# Speaker on Headset not working



## Bxrider117 (Jul 15, 2011)

I have flashed numerous roms and when I make a call or answer a call, and I can not hear the other person. Unless I put the call on speakerphone. I have tried wiping and flashing a couple of different roms, and but I still get the same results. Sometimes it works and other times it doesn't. Has anyone else had a similar problem?
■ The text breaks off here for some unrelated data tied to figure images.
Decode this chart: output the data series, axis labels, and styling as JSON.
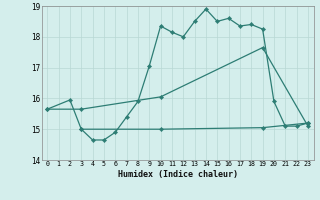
{
  "xlabel": "Humidex (Indice chaleur)",
  "ylabel": "",
  "xlim": [
    -0.5,
    23.5
  ],
  "ylim": [
    14,
    19
  ],
  "yticks": [
    14,
    15,
    16,
    17,
    18,
    19
  ],
  "xticks": [
    0,
    1,
    2,
    3,
    4,
    5,
    6,
    7,
    8,
    9,
    10,
    11,
    12,
    13,
    14,
    15,
    16,
    17,
    18,
    19,
    20,
    21,
    22,
    23
  ],
  "bg_color": "#d4eeec",
  "line_color": "#2d7d74",
  "grid_color": "#b8d8d5",
  "series1": {
    "x": [
      0,
      2,
      3,
      4,
      5,
      6,
      7,
      8,
      9,
      10,
      11,
      12,
      13,
      14,
      15,
      16,
      17,
      18,
      19,
      20,
      21,
      22,
      23
    ],
    "y": [
      15.65,
      15.95,
      15.0,
      14.65,
      14.65,
      14.9,
      15.4,
      15.9,
      17.05,
      18.35,
      18.15,
      18.0,
      18.5,
      18.9,
      18.5,
      18.6,
      18.35,
      18.4,
      18.25,
      15.9,
      15.1,
      15.1,
      15.2
    ]
  },
  "series2": {
    "x": [
      0,
      3,
      10,
      19,
      23
    ],
    "y": [
      15.65,
      15.65,
      16.05,
      17.65,
      15.1
    ]
  },
  "series3": {
    "x": [
      3,
      10,
      19,
      23
    ],
    "y": [
      15.0,
      15.0,
      15.05,
      15.2
    ]
  }
}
Sent from my A100 using RootzWiki


----------



## sprovo (Dec 29, 2011)

yes i had it happen that the headset speaker just stopped working. flashed a bunch of roms but still had it happen. i was gonna get a replacement but tried starting fresh to see if i would fix it first (flash stock, lock bootloader and all that) then it worked again.


----------



## yarly (Jun 22, 2011)

It's a hardware issue on some phones. There's a sensor that should tell the OS the headphone jack is out of it and it doesn't always happen it seems. Doesn't matter if you're running something stock or vanilla, it will still happen (I know from experience).


----------



## muscal (Sep 2, 2011)

yarly said:


> It's a hardware issue on some phones. There's a sensor that should tell the OS the headphone jack is out of it and it doesn't always happen it seems. Doesn't matter if you're running something stock or vanilla, it will still happen (I know from experience).


Agreed,

I went through a bunch of ROMS and then finally went back to Stock with Locked Bootloader and everything, still no Microphone or Earpiece action. Getting a replacement in a day.


----------



## Jwach (Aug 3, 2012)

I also had this issue. After scouring the web and other forums i found this fix.

Its an app called: Wired Headset Routing Fix (link below)

https://play.google.com/store/apps/details?id=com.woodslink.android.wiredheadphoneroutingfix

This app is working perfecfly for me. Kind of sucks that I have to manually switch but at least I can 
run custom ROM's....

Hope it works for you.


----------